Which action should the nurse take first?
a. Administer oxygen via nasal cannula.
b. Re-position to a high-Fowlers position.
c. Increase the intravenous flow rate.
d. Assess response to pain medications.
ANS: A
The client is at high risk for a fat embolism and has some of the clinical manifestations of
altered mental status and dyspnea. Although this is a life-threatening emergency, the nurse
should take the time to administer oxygen first and then notify the health care provider. Oxygen
administration can reduce the risk for cerebral damage from hypoxia. The nurse would not
restrain a client who is confused without further assessment and orders. Sitting the client in a
high-Fowlers position will not decrease hypoxia related to a fat embolism.

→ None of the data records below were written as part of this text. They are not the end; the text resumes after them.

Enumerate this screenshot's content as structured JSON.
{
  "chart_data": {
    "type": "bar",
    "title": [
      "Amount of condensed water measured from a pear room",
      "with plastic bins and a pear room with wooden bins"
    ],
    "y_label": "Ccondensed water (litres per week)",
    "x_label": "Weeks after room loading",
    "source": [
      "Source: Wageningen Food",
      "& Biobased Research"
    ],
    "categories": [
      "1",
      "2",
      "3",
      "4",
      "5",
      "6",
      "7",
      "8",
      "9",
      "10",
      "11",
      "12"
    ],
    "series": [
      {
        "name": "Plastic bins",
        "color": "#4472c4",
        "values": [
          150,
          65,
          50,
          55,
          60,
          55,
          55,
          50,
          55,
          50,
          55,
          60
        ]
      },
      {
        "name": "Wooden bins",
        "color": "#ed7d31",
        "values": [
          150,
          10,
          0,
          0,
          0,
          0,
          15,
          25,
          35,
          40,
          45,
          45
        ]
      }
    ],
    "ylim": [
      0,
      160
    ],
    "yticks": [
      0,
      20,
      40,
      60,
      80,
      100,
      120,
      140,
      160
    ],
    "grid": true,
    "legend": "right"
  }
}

The IV rate is not
related. Pain medication most likely would not cause the client to be restless.
Fat Embolism Syndrome (FES): a fracture complication in which fat globules are released
from the yellow bone marrow into the bloodstream within 12 to 48 hrs after an injury
Hip fracture patients are at highest risk (24 to 72 hrs after injury or surgery)

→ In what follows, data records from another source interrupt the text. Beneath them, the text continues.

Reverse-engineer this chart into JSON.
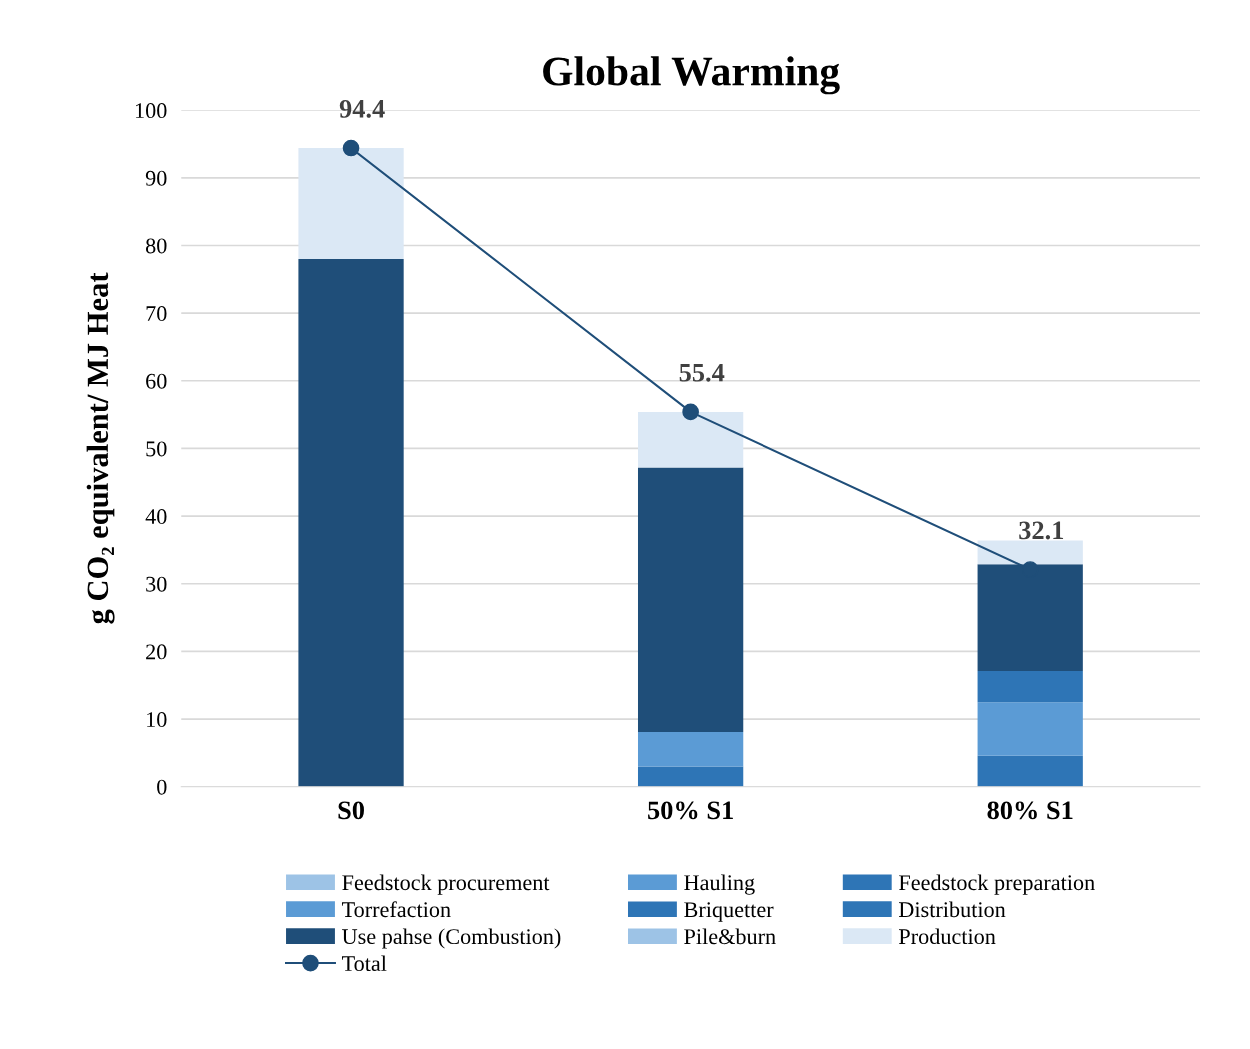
{
  "chart_data": {
    "type": "bar",
    "title": "Global Warming",
    "ylabel": "g CO₂ equivalent/ MJ Heat",
    "categories": [
      "S0",
      "50% S1",
      "80% S1"
    ],
    "stacked": true,
    "ylim": [
      0,
      100
    ],
    "yticks": [
      0,
      10,
      20,
      30,
      40,
      50,
      60,
      70,
      80,
      90,
      100
    ],
    "grid": "y",
    "legend": "bottom",
    "series": [
      {
        "name": "Feedstock procurement",
        "color": "#9dc3e6",
        "values": [
          0,
          0,
          0
        ]
      },
      {
        "name": "Hauling",
        "color": "#5b9bd5",
        "values": [
          0,
          0,
          0
        ]
      },
      {
        "name": "Feedstock preparation",
        "color": "#2e75b6",
        "values": [
          0,
          3.0,
          4.6
        ]
      },
      {
        "name": "Torrefaction",
        "color": "#5b9bd5",
        "values": [
          0,
          5.1,
          7.9
        ]
      },
      {
        "name": "Briquetter",
        "color": "#2e75b6",
        "values": [
          0,
          0,
          4.6
        ]
      },
      {
        "name": "Distribution",
        "color": "#2e75b6",
        "values": [
          0,
          0,
          0
        ]
      },
      {
        "name": "Use pahse (Combustion)",
        "color": "#1f4e79",
        "values": [
          78.0,
          39.1,
          15.8
        ]
      },
      {
        "name": "Pile&burn",
        "color": "#9dc3e6",
        "values": [
          0,
          0,
          0
        ]
      },
      {
        "name": "Production",
        "color": "#dbe8f5",
        "values": [
          16.4,
          8.2,
          3.5
        ]
      },
      {
        "name": "Total",
        "type": "line",
        "color": "#1f4e79",
        "marker": "circle",
        "values": [
          94.4,
          55.4,
          32.1
        ],
        "value_labels": [
          "94.4",
          "55.4",
          "32.1"
        ]
      }
    ]
  }
}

95% of FE come from the long bones
May be misdiagnosed as a PE from a blood clot
Early S/S: hypoxemia, dyspnea, tachypnea
Later S/S: headache, lethargy, agitation, confusion, decreased LOC, seizures, vision
changes, retinal hemorrhage, mild thrombocytopenia
Last S/S: petechiae (macular, measles-like rash) classic manifestation
Treatment: bedrest, gentle handling, oxygen, IV hydration, steroid therapy, fracture
immobilization
6. A trauma nurse cares for several clients with fractures. Which client should the nurse identify
as at highest risk for developing deep vein thrombosis?
a. An 18-year-old male athlete with a fractured clavicle
b. A 36-year old female with type 2 diabetes and fractured ribs
c. A 55-year-old woman prescribed aspirin for rheumatoid arthritis
d. A 74-year-old man who smokes and has a fractured pelvis
ANS: D
Deep vein thrombosis (DVT) as a complication with bone fractures occurs more often when
fractures are sustained in the lower extremities and the client has additional risk factors for
thrombus formation. Other risk factors include obesity, smoking, oral contraceptives, previous
thrombus events, advanced age, venous stasis (stasis of blood caused by venous congestion),
prolonged immobility, surgical procedure longer than 30 mins, cancer or chemotherapy, and
heart disease. The other clients do not have risk factors for DVT.
7. A nurse delegates care of a client in traction to an unlicensed assistive personnel (UAP).
Which statement should the nurse include when delegating hygiene care for this client?
a. Remove the traction when re-positioning the client.
b. Inspect the clients skin when performing a bed bath.